VALUATION OF INVESTMENTS

Investments in subsidiaries are measured at cost less accumulated impairment.

 
2.15

STOCKS

Stocks are stated at the lower of cost and net realisable value, being the estimated selling price less costs to complete and sell. Cost is based on the cost of purchase on a first in, first out basis. Work in progress and finished goods include labour and attributable overheads.
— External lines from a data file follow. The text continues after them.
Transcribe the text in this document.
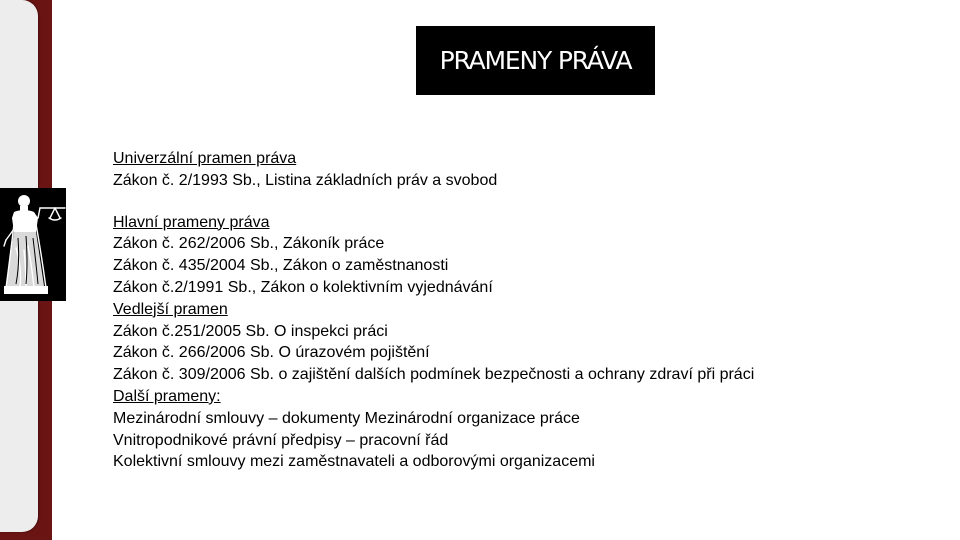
PRAMENY PRÁVA
Univerzální pramen práva
Zákon č. 2/1993 Sb., Listina základních práv a svobod
Hlavní prameny práva
Zákon č. 262/2006 Sb., Zákoník práce
Zákon č. 435/2004 Sb., Zákon o zaměstnanosti
Zákon č.2/1991 Sb., Zákon o kolektivním vyjednávání
Vedlejší pramen
Zákon č.251/2005 Sb. O inspekci práci
Zákon č. 266/2006 Sb. O úrazovém pojištění
Zákon č. 309/2006 Sb. o zajištění dalších podmínek bezpečnosti a ochrany zdraví při práci
Další prameny:
Mezinárodní smlouvy – dokumenty Mezinárodní organizace práce
Vnitropodnikové právní předpisy – pracovní řád
Kolektivní smlouvy mezi zaměstnavateli a odborovými organizacemi
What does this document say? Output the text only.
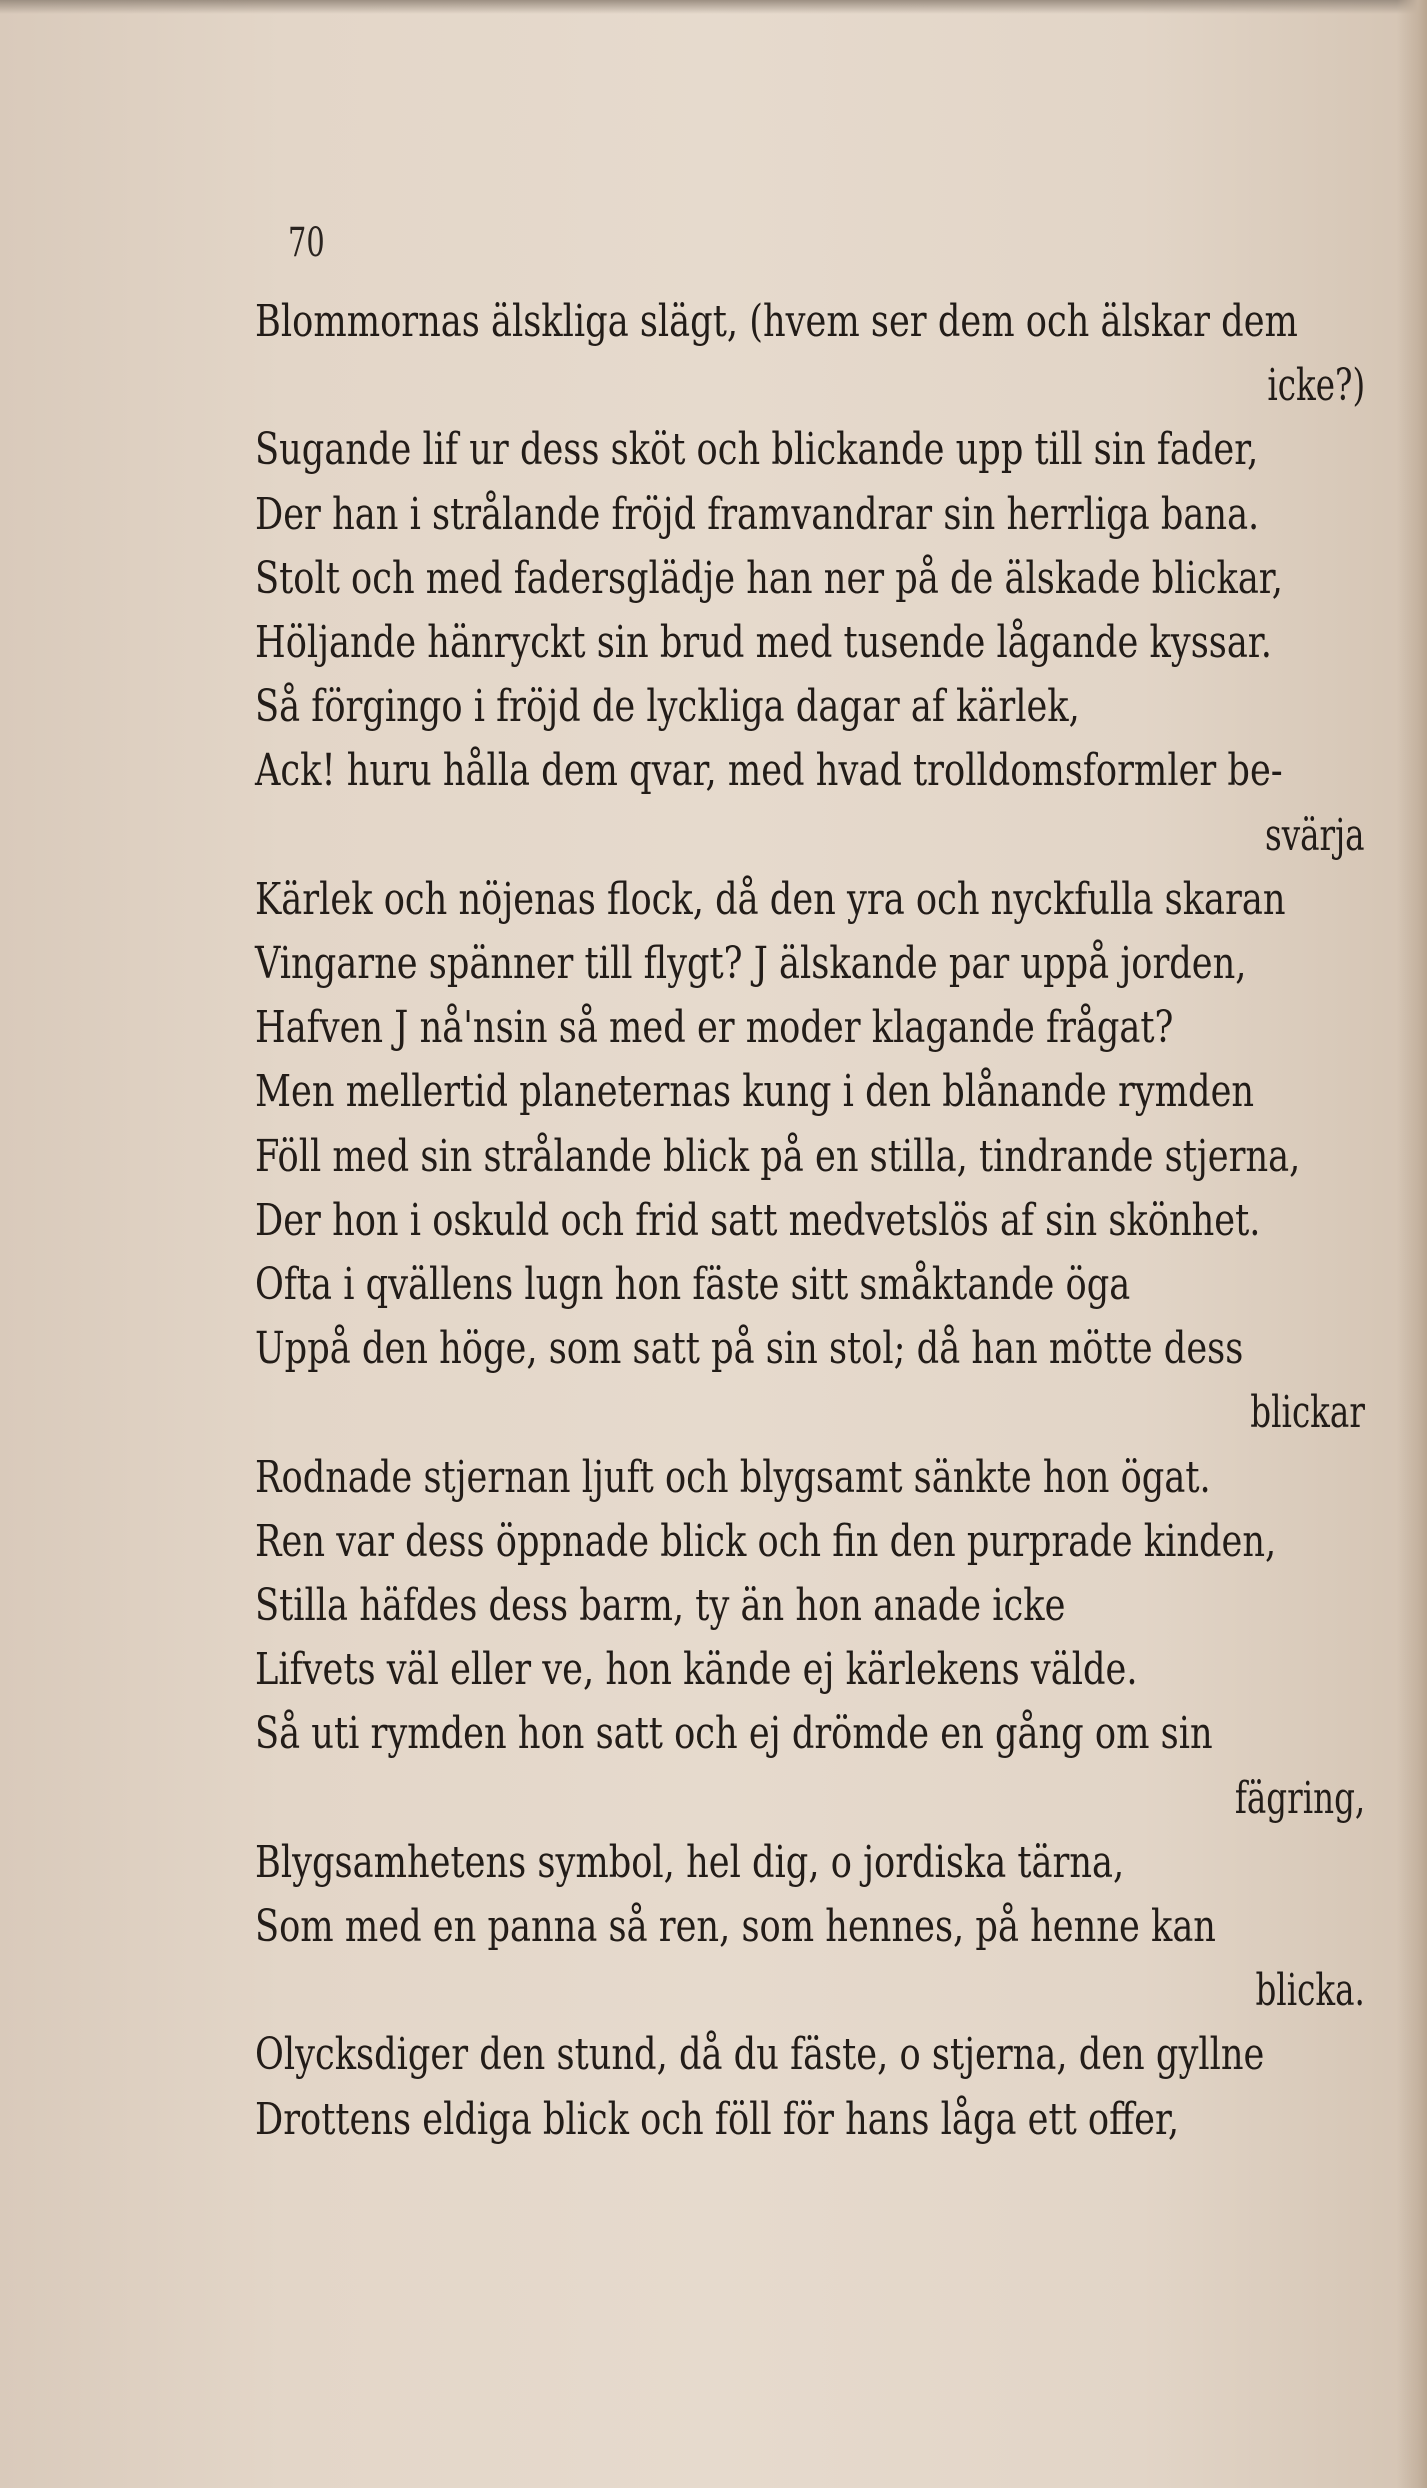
70
Blommornas älskliga slägt, (hvem ser dem och älskar dem
icke?)
Sugande lif ur dess sköt och blickande upp till sin fader,
Der han i strålande fröjd framvandrar sin herrliga bana.
Stolt och med fadersglädje han ner på de älskade blickar,
Höljande hänryckt sin brud med tusende lågande kyssar.
Så förgingo i fröjd de lyckliga dagar af kärlek,
Ack! huru hålla dem qvar, med hvad trolldomsformler be-
svärja
Kärlek och nöjenas flock, då den yra och nyckfulla skaran
Vingarne spänner till flygt? J älskande par uppå jorden,
Hafven J nå'nsin så med er moder klagande frågat?
Men mellertid planeternas kung i den blånande rymden
Föll med sin strålande blick på en stilla, tindrande stjerna,
Der hon i oskuld och frid satt medvetslös af sin skönhet.
Ofta i qvällens lugn hon fäste sitt småktande öga
Uppå den höge, som satt på sin stol; då han mötte dess
blickar
Rodnade stjernan ljuft och blygsamt sänkte hon ögat.
Ren var dess öppnade blick och fin den purprade kinden,
Stilla häfdes dess barm, ty än hon anade icke
Lifvets väl eller ve, hon kände ej kärlekens välde.
Så uti rymden hon satt och ej drömde en gång om sin
fägring,
Blygsamhetens symbol, hel dig, o jordiska tärna,
Som med en panna så ren, som hennes, på henne kan
blicka.
Olycksdiger den stund, då du fäste, o stjerna, den gyllne
Drottens eldiga blick och föll för hans låga ett offer,
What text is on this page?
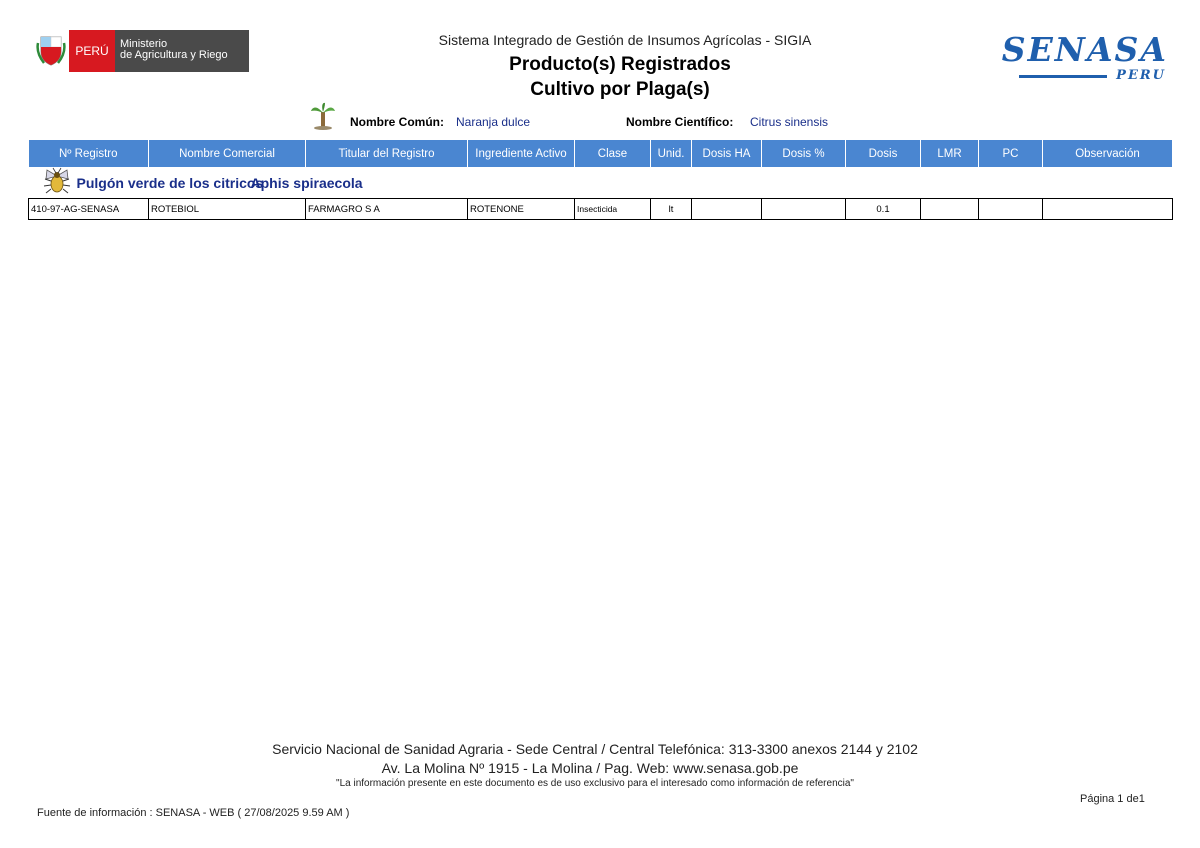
PERÚ	Ministerio
de Agricultura y Riego	SENASA
PERU
Sistema Integrado de Gestión de Insumos Agrícolas - SIGIA
Producto(s) Registrados
Cultivo por Plaga(s)
Nombre Común: Naranja dulce	Nombre Científico: Citrus sinensis
Nº Registro	Nombre Comercial	Titular del Registro	Ingrediente Activo	Clase	Unid.	Dosis HA	Dosis %	Dosis	LMR	PC	Observación

Pulgón verde de los citricos
Aphis spiraecola											

410-97-AG-SENASA	ROTEBIOL	FARMAGRO S A	ROTENONE	Insecticida	lt			0.1			
Servicio Nacional de Sanidad Agraria - Sede Central / Central Telefónica: 313-3300 anexos 2144 y 2102
Av. La Molina Nº 1915 - La Molina / Pag. Web: www.senasa.gob.pe
"La información presente en este documento es de uso exclusivo para el interesado como información de referencia"
Página 1 de1
Fuente de información : SENASA - WEB ( 27/08/2025 9.59 AM )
At each reporting date, stocks are assessed for impairment. If stock is impaired, the carrying amount is reduced to its selling price less costs to complete and sell. The impairment loss is recognised immediately in profit or loss.

Page 19


OHI CANNON CARE HOMES LTD (FORMERLY CANNON CARE HOMES LTD)

 
NOTES TO THE FINANCIAL STATEMENTS
FOR THE YEAR ENDED 30 SEPTEMBER 2024

2.ACCOUNTING POLICIES (continued)

 
2.16

DEBTORS

Short-term debtors are measured at transaction price, less any impairment. Loans receivable are measured initially at fair value, net of transaction costs, and are measured subsequently at amortised cost using the effective interest method, less any impairment.

 
2.17

CASH AND CASH EQUIVALENTS

Cash is represented by cash in hand and deposits with financial institutions repayable without penalty on notice of not more than 24 hours. Cash equivalents are highly liquid investments that mature in no more than three months from the date of acquisition and that are readily convertible to known amounts of cash with insignificant risk of change in value.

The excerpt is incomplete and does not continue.